In a right triangle, the tangent of an acute angle θ is the ratio of the length of the side opposite the angle to the length of the side adjacent to it. Written as a formula, \(\tan(\theta) = \text{opposite} \div \text{adjacent}\). The tangent is one of the three core trigonometric ratios alongside sine and cosine, and it is widely used in geometry, surveying, navigation, engineering, and physics to relate angles and distances.
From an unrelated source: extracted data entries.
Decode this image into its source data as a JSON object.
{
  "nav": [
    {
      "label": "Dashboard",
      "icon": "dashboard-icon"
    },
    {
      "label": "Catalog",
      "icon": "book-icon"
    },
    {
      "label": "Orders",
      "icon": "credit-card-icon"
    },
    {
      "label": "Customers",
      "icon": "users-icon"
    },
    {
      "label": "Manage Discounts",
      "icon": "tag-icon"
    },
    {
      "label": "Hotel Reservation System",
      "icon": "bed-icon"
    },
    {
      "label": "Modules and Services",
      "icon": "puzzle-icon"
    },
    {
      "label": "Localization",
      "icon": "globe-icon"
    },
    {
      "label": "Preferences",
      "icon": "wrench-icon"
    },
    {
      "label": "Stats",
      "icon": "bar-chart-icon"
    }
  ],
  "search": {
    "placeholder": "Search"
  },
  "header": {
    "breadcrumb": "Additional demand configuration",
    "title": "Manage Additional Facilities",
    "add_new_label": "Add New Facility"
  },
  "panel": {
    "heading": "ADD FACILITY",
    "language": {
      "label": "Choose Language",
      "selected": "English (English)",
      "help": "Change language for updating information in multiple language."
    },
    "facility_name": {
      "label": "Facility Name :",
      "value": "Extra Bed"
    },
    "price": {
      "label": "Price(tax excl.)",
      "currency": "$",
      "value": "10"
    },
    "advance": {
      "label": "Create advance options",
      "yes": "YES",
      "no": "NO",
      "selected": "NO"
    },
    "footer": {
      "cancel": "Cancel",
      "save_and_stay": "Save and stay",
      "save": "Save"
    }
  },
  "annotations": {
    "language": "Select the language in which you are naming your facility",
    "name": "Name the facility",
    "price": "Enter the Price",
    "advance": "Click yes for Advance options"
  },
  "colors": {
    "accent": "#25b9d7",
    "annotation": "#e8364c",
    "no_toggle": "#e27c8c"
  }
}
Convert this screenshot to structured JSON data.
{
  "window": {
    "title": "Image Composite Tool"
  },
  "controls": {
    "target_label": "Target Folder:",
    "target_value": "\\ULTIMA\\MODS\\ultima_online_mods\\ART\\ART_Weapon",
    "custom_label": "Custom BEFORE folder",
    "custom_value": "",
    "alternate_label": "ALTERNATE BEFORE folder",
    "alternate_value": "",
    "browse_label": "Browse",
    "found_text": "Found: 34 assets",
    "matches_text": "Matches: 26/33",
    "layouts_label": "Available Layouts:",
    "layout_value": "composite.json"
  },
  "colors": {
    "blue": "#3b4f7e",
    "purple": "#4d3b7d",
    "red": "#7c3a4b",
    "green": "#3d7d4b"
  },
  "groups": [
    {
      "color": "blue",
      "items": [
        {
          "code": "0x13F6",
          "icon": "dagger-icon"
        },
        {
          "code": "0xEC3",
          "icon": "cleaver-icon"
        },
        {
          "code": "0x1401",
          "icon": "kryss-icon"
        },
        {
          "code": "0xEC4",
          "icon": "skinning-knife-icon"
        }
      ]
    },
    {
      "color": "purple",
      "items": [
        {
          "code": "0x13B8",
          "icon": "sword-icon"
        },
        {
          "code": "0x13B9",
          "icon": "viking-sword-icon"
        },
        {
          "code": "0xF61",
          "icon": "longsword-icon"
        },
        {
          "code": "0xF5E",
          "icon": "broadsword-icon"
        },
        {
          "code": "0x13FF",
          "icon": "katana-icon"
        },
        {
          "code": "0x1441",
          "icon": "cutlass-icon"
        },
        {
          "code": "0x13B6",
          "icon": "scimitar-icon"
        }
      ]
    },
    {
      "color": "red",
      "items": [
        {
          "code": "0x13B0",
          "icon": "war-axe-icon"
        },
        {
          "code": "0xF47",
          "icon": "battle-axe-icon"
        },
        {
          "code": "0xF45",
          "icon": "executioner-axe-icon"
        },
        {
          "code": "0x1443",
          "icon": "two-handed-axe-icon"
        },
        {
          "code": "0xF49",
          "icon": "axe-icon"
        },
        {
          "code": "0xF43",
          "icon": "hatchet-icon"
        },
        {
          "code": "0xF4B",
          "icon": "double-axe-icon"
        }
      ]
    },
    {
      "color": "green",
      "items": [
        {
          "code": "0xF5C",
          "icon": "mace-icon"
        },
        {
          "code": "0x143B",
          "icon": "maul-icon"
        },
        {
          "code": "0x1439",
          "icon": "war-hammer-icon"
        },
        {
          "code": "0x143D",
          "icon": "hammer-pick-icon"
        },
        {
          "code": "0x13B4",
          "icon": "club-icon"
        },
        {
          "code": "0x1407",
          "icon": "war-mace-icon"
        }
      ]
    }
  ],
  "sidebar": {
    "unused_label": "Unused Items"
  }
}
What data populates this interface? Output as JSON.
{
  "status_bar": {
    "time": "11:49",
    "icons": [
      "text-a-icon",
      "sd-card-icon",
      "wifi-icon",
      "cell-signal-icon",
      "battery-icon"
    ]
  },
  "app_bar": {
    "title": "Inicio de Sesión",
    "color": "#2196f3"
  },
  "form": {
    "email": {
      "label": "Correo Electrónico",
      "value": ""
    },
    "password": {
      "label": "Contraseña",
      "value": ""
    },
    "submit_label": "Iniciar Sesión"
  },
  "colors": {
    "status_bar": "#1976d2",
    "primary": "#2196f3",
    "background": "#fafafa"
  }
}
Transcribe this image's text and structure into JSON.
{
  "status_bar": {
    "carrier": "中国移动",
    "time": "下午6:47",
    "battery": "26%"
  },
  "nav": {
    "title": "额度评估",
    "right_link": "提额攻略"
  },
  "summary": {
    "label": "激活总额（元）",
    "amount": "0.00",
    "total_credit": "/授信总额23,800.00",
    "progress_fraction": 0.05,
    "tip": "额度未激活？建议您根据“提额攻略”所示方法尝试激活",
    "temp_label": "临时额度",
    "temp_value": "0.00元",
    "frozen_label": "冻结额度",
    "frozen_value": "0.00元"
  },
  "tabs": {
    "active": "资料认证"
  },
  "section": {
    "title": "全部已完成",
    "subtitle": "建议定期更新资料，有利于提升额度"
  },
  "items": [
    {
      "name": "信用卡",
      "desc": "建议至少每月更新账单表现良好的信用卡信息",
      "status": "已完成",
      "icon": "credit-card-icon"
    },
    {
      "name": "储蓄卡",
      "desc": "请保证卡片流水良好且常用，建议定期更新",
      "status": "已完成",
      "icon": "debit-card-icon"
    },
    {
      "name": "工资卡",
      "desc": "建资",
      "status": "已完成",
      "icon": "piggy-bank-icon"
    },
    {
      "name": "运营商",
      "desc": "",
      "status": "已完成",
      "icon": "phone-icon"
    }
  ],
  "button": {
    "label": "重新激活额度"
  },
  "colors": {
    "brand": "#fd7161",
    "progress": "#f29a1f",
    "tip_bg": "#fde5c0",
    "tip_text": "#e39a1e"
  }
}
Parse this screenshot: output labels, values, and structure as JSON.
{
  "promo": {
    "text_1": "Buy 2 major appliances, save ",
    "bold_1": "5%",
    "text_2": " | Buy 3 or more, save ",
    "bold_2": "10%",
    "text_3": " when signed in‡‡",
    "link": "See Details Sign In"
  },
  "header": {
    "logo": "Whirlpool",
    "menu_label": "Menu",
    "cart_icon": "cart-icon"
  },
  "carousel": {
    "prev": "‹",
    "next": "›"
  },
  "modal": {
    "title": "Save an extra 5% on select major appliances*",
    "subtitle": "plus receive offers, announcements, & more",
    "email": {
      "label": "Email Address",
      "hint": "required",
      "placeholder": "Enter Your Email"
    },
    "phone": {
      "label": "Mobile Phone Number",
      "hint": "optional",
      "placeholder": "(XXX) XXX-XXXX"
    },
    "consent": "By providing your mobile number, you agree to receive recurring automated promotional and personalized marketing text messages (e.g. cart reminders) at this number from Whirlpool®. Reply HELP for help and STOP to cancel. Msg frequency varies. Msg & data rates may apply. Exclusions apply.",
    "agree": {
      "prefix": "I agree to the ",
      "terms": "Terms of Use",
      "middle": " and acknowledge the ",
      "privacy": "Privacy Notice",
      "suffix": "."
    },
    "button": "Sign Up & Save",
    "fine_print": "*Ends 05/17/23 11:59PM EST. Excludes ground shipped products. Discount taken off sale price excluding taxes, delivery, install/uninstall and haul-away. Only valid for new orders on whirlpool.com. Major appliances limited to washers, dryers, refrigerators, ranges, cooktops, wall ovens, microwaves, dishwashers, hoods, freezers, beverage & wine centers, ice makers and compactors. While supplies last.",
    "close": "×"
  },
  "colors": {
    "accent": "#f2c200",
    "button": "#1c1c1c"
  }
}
How to use this calculator
Enter the length of the opposite side (the side facing the angle) and the adjacent side (the side next to the angle, not the hypotenuse). The calculator instantly returns the tangent ratio and the corresponding angle θ in degrees. Lengths can be in any consistent unit because the ratio is dimensionless.
The formula explained
The tangent is simply a division: $$\tan(\theta) = \frac{\text{Opposite}}{\text{Adjacent}}$$ Because it is a pure ratio, scaling both sides by the same factor leaves the value unchanged. To find the angle itself, take the inverse tangent: $$\theta = \arctan\!\left(\frac{\text{Opposite}}{\text{Adjacent}}\right)$$ which this tool reports in degrees.
Worked example
Suppose the opposite side is 3 and the adjacent side is 4. Then $$\tan(\theta) = 3 \div 4 = 0.75$$ Taking the arctangent gives $$\theta = \arctan(0.75) \approx 36.87°$$ This is the well-known 3-4-5 right triangle.
FAQ
What if the adjacent side is zero? The tangent is undefined (the angle approaches 90°); the calculator reports the ratio as 0 to avoid division by zero, but treat that case as undefined.
Does the unit matter? No. The tangent is a ratio, so it is unitless as long as both sides use the same unit.
Can the tangent be negative? In a basic right triangle the sides are positive, so \(\tan(\theta)\) is positive. Negative values arise only when using signed coordinates.